Pengamat penerbangan, Alvin Lie, mengatakan prasyarat maskapai asing bisa beroperasional di Indonesia memang harus minimal 51 persen saham dimiliki perorangan WNI atau perusahaan Indonesia. Dengan demikian, maskapai tersebut merupakan maskapai Indonesia, bukan maskapai asing.

“Itu berlaku di negara mana pun. Tidak hanya Indonesia,” ujar Alvin Lie kepada Tirto, Rabu (15/5/2024).

Alvin mengatakan, sebenarnya jika secara bisnis industri transportasi udara Indonesia masih cukup menarik untuk investor asing berbondong-bondong masuk ke Tanah Air. Namun sayangnya, kata Alvin, kenyataannya justru sepi peminat.

Sepinya peminat tersebut antara lain karena Tarif Batas Atas (TBA) yang terus ditekan Kementerian Perhubungan namun tidak dimutakhirkan sesuai dengan beban operasi.
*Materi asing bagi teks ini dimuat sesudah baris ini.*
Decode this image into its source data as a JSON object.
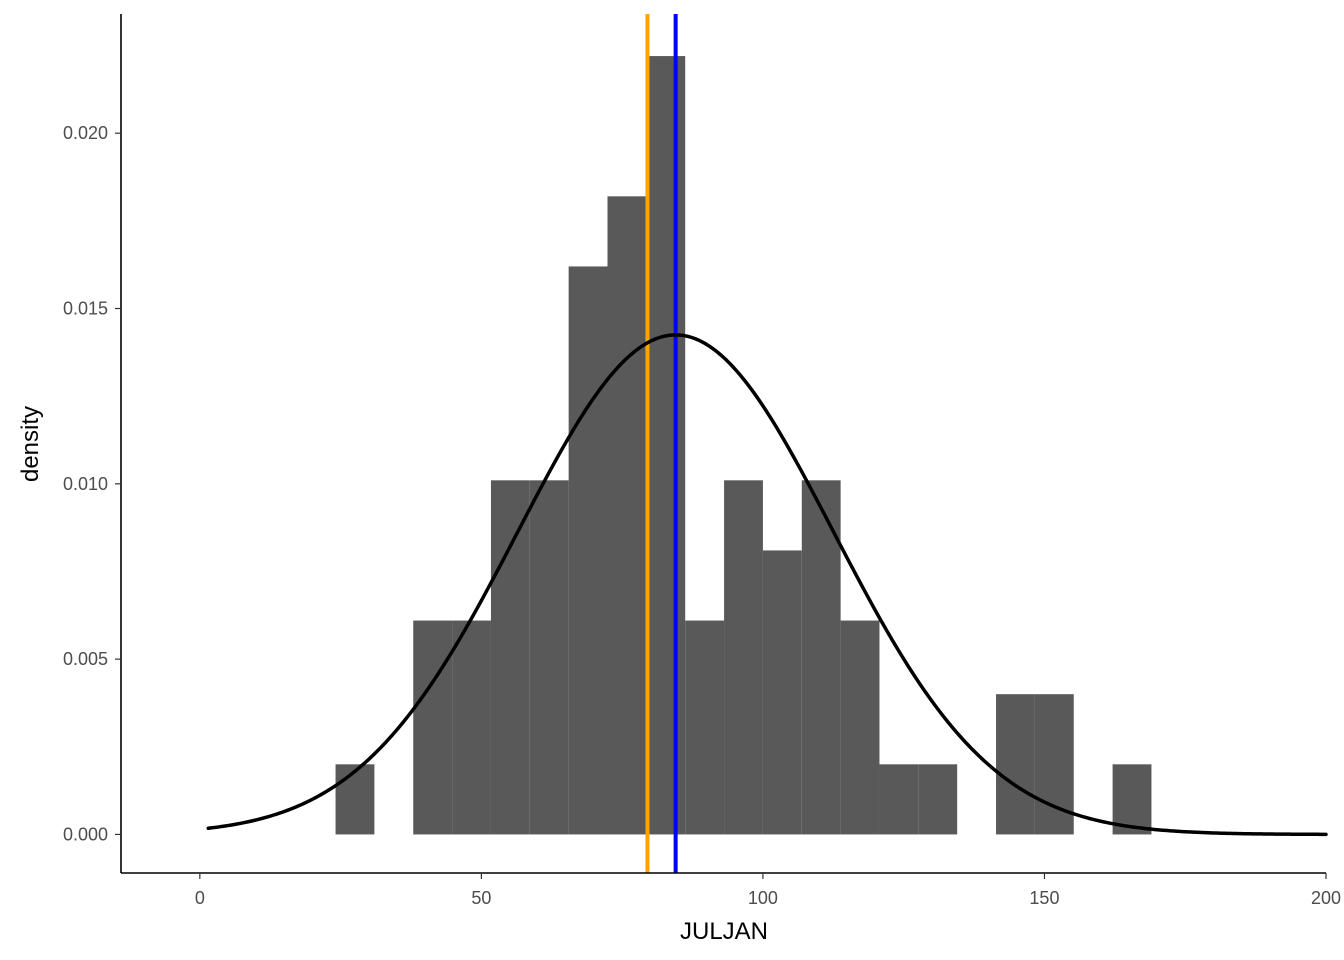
{
  "chart_data": {
    "type": "bar",
    "subtype": "histogram-with-density",
    "xlabel": "JULJAN",
    "ylabel": "density",
    "xlim": [
      -14,
      200
    ],
    "ylim": [
      -0.0011,
      0.0234
    ],
    "x_ticks": [
      0,
      50,
      100,
      150,
      200
    ],
    "x_tick_labels": [
      "0",
      "50",
      "100",
      "150",
      "200"
    ],
    "y_ticks": [
      0,
      0.005,
      0.01,
      0.015,
      0.02
    ],
    "y_tick_labels": [
      "0.000",
      "0.005",
      "0.010",
      "0.015",
      "0.020"
    ],
    "grid": false,
    "bin_width": 6.9,
    "bins": [
      {
        "start": 24.1,
        "end": 31.0,
        "density": 0.002
      },
      {
        "start": 37.9,
        "end": 44.8,
        "density": 0.0061
      },
      {
        "start": 44.8,
        "end": 51.7,
        "density": 0.0061
      },
      {
        "start": 51.7,
        "end": 58.6,
        "density": 0.0101
      },
      {
        "start": 58.6,
        "end": 65.5,
        "density": 0.0101
      },
      {
        "start": 65.5,
        "end": 72.4,
        "density": 0.0162
      },
      {
        "start": 72.4,
        "end": 79.3,
        "density": 0.0182
      },
      {
        "start": 79.3,
        "end": 86.2,
        "density": 0.0222
      },
      {
        "start": 86.2,
        "end": 93.1,
        "density": 0.0061
      },
      {
        "start": 93.1,
        "end": 100.0,
        "density": 0.0101
      },
      {
        "start": 100.0,
        "end": 106.9,
        "density": 0.0081
      },
      {
        "start": 106.9,
        "end": 113.8,
        "density": 0.0101
      },
      {
        "start": 113.8,
        "end": 120.7,
        "density": 0.0061
      },
      {
        "start": 120.7,
        "end": 127.6,
        "density": 0.002
      },
      {
        "start": 127.6,
        "end": 134.5,
        "density": 0.002
      },
      {
        "start": 141.4,
        "end": 148.3,
        "density": 0.004
      },
      {
        "start": 148.3,
        "end": 155.2,
        "density": 0.004
      },
      {
        "start": 162.1,
        "end": 169.0,
        "density": 0.002
      }
    ],
    "density_curve": {
      "type": "normal",
      "mean": 84.5,
      "sd": 28.0,
      "x_range": [
        1.5,
        200
      ]
    },
    "vlines": [
      {
        "x": 79.5,
        "color": "#FFA500"
      },
      {
        "x": 84.5,
        "color": "#0000FF"
      }
    ],
    "colors": {
      "bars": "#595959",
      "curve": "#000000",
      "axis": "#000000",
      "tick_label": "#4d4d4d"
    }
  }
}
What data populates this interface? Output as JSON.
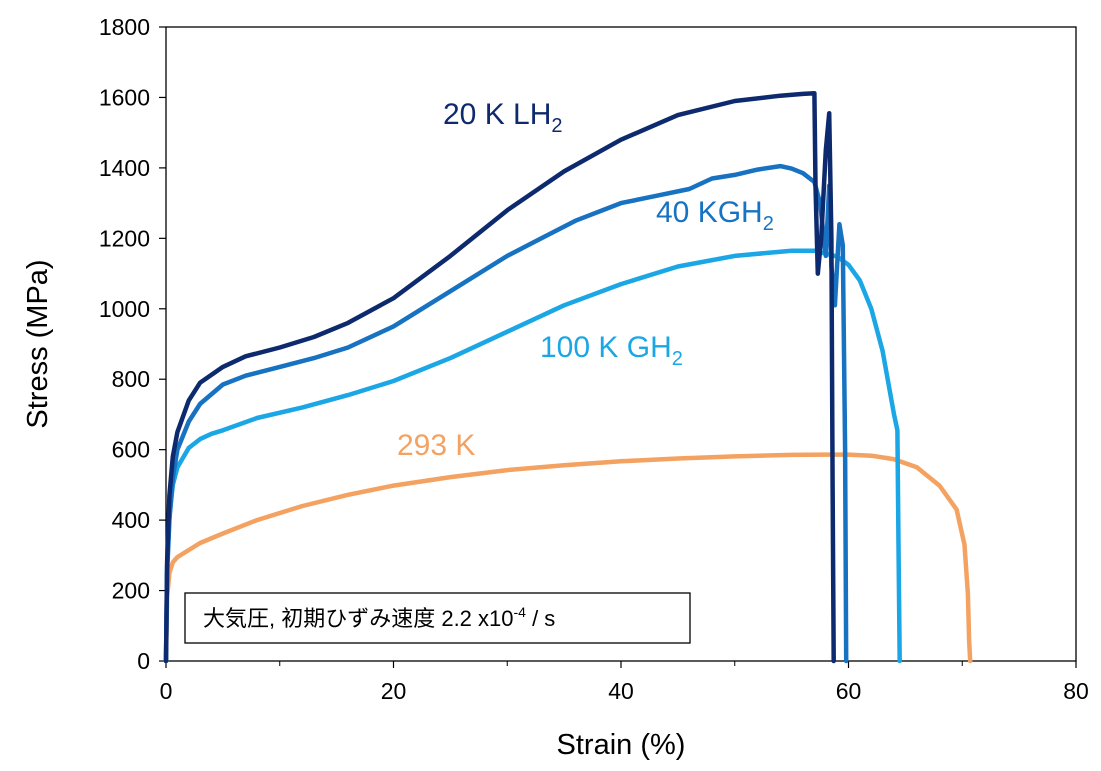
{
  "chart_data": {
    "type": "line",
    "xlabel": "Strain (%)",
    "ylabel": "Stress (MPa)",
    "xlim": [
      0,
      80
    ],
    "ylim": [
      0,
      1800
    ],
    "xticks": [
      0,
      20,
      40,
      60,
      80
    ],
    "yticks": [
      0,
      200,
      400,
      600,
      800,
      1000,
      1200,
      1400,
      1600,
      1800
    ],
    "grid": false,
    "annotation": {
      "text_main": "大気圧, 初期ひずみ速度 2.2 x10",
      "text_sup": "-4",
      "text_tail": " / s"
    },
    "series": [
      {
        "name": "293 K",
        "label_main": "293 K",
        "label_sub": "",
        "color": "#F4A261",
        "x": [
          0,
          0.1,
          0.3,
          0.6,
          1,
          2,
          3,
          5,
          8,
          12,
          16,
          20,
          25,
          30,
          35,
          40,
          45,
          50,
          55,
          58,
          60,
          62,
          64,
          66,
          68,
          69.5,
          70.2,
          70.5,
          70.6,
          70.7
        ],
        "y": [
          0,
          180,
          250,
          280,
          295,
          315,
          335,
          362,
          400,
          440,
          472,
          498,
          522,
          542,
          556,
          567,
          575,
          581,
          585,
          586,
          586,
          583,
          573,
          550,
          498,
          430,
          330,
          190,
          60,
          0
        ]
      },
      {
        "name": "100 K GH2",
        "label_main": "100 K GH",
        "label_sub": "2",
        "color": "#1BA6E5",
        "x": [
          0,
          0.1,
          0.3,
          0.6,
          1,
          2,
          3,
          4,
          5,
          8,
          12,
          16,
          20,
          25,
          30,
          35,
          40,
          45,
          50,
          55,
          57,
          59,
          60,
          61,
          62,
          63,
          64,
          64.3,
          64.4,
          64.5
        ],
        "y": [
          0,
          270,
          410,
          500,
          550,
          605,
          630,
          645,
          655,
          690,
          720,
          755,
          795,
          860,
          935,
          1010,
          1070,
          1120,
          1150,
          1165,
          1165,
          1148,
          1125,
          1080,
          1000,
          880,
          700,
          655,
          300,
          0
        ]
      },
      {
        "name": "40 KGH2",
        "label_main": "40 KGH",
        "label_sub": "2",
        "color": "#1772C2",
        "x": [
          0,
          0.1,
          0.3,
          0.6,
          1,
          2,
          3,
          5,
          7,
          10,
          13,
          16,
          20,
          25,
          30,
          33,
          36,
          40,
          43,
          46,
          48,
          50,
          52,
          54,
          55,
          56,
          57,
          57.5,
          58,
          58.3,
          58.5,
          58.8,
          59.2,
          59.5,
          59.7,
          59.8
        ],
        "y": [
          0,
          250,
          400,
          520,
          600,
          680,
          730,
          785,
          810,
          835,
          860,
          890,
          950,
          1050,
          1150,
          1200,
          1250,
          1300,
          1320,
          1340,
          1370,
          1380,
          1395,
          1405,
          1398,
          1385,
          1360,
          1300,
          1150,
          1350,
          1120,
          1010,
          1240,
          1180,
          600,
          0
        ]
      },
      {
        "name": "20 K LH2",
        "label_main": "20 K LH",
        "label_sub": "2",
        "color": "#0E2A6E",
        "x": [
          0,
          0.1,
          0.3,
          0.6,
          1,
          2,
          3,
          5,
          7,
          10,
          13,
          16,
          20,
          25,
          30,
          35,
          40,
          45,
          50,
          54,
          56,
          57,
          57.1,
          57.3,
          57.6,
          58,
          58.3,
          58.5,
          58.6,
          58.7
        ],
        "y": [
          0,
          280,
          470,
          580,
          650,
          740,
          790,
          835,
          865,
          890,
          920,
          960,
          1030,
          1150,
          1280,
          1390,
          1480,
          1550,
          1590,
          1605,
          1610,
          1612,
          1350,
          1100,
          1200,
          1450,
          1555,
          1200,
          500,
          0
        ]
      }
    ]
  }
}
Aturan tarif atas dan bawah tiket pesawat diatur dalam Keputusan Menhub Nomor 106 Tahun 2019 tentang Tarif Batas Atas Penumpang Pelayanan Kelas Ekonomi Angkutan Udara Niaga Berjadwal Dalam Negeri.

Margin airlines sangat tipis, bahkan tidak sedikit rute yang merugi,” ucap dia.

Pengamat penerbangan, Gerry Soejatman, menambahkan untuk saat ini, pasar Indonesia memang sangat atraktif bagi maskapai luar. Namun biaya operasional di Indonesia yang cukup tinggi dan adanya TBA yang rendah, membuat investor asing enggan untuk masuk ke Indonesia saat ini.

“Banyak yang berharap dengan semakin banyaknya maskapai kompetisi akan meningkat. Itu benar, jika TBA-nya tinggi atau tidak ada TBA sama sekali. Justru dengan kondisi saat ini, TBA yang rendah malah memaksakan maskapai untuk menjual tiket mahal di low season,” ujar Gerry kepada Tirto, Rabu (15/5/2024).